A nice breakfast at home after a long week:
Poached eggs, spinach, nettles (good!), bacon, first peas of the season, and a dressing of olive oil, black pepper, poppy seeds, fresh horseradish, and orange juice.
A quick, satisfying dinner during minimal-starch month (and after a weekend of salt-depleting exercise).
I’d shopped with Niçoise salad on the brain, but ended up making: salmon rubbed with salt, white pepper, and sesame seeds, broiled for 8 minutes skin-side-up, on a bed of butter-sauteed lettuce, celery, and black olives, topped with chopped up crispy salmon skin and a poached egg.
A quick salad-as-mostly-healthy-meal for visiting family: kale (salted raw, let sit, then rinsed), celeriac, smoked salmon, broccoli, lemon-garlic-olive oil dressing (using a smokier heirloom garlic with less bite raw), and grilled haloumi cheese. It worked.
(Campari-soda with meyer lemon as apertif, and the still-amazing Dandelion Madagascar chocolate for dessert)
For dinner: bread, cheese (Humboldt Fog and a Neals Yard cheese that wasn’t their cheddar), mixed greens with roasted peaches and radishes, and a bowl of figs.
Followed by lentil soup based on the version I liked so much earlier this year, involving sweating the lentils, shallots sauteed in bacon fat, nora pepper, and this time a dried ancho pepper for a little extra kick. I did the “add a big bunch of spinach a few minutes before serving” thing again too:
It was a good day for food (and, alas, my first time cooking in a few weeks).
Hey, this was a more successful than usual “leftovers hash”, and only 20 minutes.
(cue typical low-light cell phone photo:)

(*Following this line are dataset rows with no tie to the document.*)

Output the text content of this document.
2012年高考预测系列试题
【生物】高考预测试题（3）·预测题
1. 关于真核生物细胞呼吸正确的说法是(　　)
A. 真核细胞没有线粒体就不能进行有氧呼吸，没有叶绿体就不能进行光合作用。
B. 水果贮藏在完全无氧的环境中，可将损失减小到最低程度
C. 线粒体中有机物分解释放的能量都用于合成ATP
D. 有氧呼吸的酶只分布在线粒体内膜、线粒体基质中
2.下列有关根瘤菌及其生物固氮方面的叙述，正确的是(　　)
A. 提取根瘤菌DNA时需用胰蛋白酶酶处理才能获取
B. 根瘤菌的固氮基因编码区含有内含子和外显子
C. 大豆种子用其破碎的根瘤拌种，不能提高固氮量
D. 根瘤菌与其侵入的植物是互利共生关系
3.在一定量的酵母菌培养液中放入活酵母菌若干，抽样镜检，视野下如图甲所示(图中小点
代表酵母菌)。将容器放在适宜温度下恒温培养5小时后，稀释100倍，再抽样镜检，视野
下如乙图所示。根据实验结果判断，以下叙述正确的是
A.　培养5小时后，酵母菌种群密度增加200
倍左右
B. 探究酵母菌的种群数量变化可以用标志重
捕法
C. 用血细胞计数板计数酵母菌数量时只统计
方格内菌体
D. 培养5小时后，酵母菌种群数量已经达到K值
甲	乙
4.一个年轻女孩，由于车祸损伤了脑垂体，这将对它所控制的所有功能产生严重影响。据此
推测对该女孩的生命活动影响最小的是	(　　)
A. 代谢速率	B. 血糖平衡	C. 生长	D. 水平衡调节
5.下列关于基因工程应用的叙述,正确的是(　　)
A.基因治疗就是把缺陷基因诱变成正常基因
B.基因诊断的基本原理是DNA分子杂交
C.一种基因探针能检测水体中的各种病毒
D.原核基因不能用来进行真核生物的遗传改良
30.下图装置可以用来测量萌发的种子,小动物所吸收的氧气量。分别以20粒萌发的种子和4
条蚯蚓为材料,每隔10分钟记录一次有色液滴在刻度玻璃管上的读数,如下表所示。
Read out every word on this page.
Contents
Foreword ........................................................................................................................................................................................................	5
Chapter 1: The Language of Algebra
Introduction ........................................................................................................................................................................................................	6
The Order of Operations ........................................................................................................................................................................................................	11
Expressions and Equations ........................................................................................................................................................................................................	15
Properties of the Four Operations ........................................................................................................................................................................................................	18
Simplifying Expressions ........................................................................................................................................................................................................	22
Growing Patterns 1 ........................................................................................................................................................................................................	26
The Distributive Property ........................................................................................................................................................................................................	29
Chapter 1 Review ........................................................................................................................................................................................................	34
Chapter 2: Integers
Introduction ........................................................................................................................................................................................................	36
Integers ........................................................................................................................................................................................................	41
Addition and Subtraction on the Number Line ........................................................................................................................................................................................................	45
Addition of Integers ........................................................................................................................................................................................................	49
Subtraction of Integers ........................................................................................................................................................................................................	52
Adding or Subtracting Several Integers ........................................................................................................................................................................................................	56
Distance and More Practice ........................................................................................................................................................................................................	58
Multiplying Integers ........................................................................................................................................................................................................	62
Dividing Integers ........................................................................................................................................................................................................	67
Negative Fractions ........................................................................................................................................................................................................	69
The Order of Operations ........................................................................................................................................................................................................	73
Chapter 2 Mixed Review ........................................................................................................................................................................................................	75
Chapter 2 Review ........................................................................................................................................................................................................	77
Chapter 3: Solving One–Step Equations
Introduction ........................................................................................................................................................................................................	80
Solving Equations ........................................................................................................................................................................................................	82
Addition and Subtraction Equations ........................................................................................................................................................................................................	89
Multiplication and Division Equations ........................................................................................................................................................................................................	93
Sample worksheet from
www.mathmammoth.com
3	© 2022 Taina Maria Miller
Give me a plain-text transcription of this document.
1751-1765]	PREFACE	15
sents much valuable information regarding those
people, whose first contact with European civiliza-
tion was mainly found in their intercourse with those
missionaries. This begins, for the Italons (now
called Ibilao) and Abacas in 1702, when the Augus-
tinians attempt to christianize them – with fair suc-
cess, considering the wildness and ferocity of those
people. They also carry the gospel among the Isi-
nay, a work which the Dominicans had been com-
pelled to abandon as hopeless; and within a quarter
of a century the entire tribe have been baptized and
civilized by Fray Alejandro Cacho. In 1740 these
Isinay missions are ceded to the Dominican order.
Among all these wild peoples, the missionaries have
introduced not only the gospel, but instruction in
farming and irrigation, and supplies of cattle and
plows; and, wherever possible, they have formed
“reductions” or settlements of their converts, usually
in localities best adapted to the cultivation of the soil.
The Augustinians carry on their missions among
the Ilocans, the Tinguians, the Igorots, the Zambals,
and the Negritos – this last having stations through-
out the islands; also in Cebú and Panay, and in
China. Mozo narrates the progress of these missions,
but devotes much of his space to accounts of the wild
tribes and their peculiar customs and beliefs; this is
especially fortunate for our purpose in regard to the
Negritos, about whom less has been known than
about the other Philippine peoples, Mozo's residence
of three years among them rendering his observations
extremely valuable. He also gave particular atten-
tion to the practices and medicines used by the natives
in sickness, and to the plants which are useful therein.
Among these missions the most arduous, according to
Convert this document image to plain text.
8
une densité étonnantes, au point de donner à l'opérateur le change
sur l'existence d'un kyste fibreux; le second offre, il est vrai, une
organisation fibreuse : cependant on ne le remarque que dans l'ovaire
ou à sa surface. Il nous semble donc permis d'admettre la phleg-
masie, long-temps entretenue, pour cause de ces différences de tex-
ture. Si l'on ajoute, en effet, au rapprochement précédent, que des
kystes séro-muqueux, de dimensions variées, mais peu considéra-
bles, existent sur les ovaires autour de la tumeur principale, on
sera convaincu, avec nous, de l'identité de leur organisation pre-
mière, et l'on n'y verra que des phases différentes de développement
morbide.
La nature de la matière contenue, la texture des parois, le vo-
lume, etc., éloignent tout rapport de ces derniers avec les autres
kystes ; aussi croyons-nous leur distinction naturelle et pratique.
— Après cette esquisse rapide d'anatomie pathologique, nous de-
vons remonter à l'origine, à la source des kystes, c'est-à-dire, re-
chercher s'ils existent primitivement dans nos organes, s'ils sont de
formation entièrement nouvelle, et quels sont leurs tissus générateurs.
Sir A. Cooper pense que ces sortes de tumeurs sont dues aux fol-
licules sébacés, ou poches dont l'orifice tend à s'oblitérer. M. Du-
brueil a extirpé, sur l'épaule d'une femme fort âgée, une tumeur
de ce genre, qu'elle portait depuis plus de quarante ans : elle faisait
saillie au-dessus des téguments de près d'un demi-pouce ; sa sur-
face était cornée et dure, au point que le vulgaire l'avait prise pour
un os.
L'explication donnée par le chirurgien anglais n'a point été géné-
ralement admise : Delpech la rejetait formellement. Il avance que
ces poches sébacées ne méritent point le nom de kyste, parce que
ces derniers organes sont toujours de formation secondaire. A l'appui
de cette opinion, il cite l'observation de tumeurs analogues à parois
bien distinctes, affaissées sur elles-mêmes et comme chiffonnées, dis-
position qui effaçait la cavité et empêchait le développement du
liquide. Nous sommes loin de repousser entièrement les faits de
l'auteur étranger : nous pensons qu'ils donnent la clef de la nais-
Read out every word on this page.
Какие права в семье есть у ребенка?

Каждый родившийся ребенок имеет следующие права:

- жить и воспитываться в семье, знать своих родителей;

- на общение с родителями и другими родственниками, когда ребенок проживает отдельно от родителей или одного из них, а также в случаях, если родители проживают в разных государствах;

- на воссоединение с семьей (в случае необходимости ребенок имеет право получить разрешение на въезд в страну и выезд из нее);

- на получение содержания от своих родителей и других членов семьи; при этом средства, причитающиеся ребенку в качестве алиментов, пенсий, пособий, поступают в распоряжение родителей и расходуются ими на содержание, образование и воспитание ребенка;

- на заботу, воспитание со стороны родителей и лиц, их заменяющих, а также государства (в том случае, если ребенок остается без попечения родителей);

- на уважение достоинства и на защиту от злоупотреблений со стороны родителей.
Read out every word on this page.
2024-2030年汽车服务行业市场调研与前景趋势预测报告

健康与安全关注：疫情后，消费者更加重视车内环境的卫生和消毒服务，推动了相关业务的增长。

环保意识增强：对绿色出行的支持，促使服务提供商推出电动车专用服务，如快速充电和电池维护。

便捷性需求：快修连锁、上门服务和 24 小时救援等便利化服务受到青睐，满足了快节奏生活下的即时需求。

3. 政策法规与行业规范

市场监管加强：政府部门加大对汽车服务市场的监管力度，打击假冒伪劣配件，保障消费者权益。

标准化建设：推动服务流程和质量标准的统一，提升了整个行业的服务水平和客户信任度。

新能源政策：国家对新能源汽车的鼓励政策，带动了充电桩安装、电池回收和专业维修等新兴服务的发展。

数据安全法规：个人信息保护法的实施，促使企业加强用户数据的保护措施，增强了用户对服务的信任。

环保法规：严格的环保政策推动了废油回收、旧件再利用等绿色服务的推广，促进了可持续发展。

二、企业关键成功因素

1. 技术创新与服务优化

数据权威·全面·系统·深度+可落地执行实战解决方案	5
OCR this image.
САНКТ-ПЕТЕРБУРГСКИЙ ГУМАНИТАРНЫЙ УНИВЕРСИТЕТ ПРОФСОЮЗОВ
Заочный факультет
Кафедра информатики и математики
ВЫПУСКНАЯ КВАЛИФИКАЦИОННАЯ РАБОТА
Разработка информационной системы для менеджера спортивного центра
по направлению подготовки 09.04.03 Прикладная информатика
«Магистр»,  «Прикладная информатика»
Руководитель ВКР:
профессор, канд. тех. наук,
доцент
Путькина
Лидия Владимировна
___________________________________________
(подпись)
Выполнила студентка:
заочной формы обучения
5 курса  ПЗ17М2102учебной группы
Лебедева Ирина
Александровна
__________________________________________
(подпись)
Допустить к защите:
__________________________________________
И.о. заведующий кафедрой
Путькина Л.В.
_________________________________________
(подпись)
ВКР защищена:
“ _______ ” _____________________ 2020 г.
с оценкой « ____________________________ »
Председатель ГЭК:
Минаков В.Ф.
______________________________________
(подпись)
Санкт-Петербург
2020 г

Some good pancetta fried at low heat. A little water added to deglaze the pan and get the crusty bits off the bottom. A minced shallot sauteed in the fat. Then a few brussels sprouts I had (sliced thin), a coarsely chopped head of broccolini, and a few big pinches of white pepper, for variety. With the pan covered, fried/steamed on medium-low heat (stirring occasionally) for about 10 minutes.
I had the dregs of a can of tahini left, so I mixed that with a can of chick peas, olive oil, some raw garlic, and a splash of balsamic vinegar (I was out of citrus). For further acid, some powdered sumac I had left over from the Turkish(ish) dinner.
Quite good (and even better once I mixed them together and the pancetta greens could tame some of the raw garlic).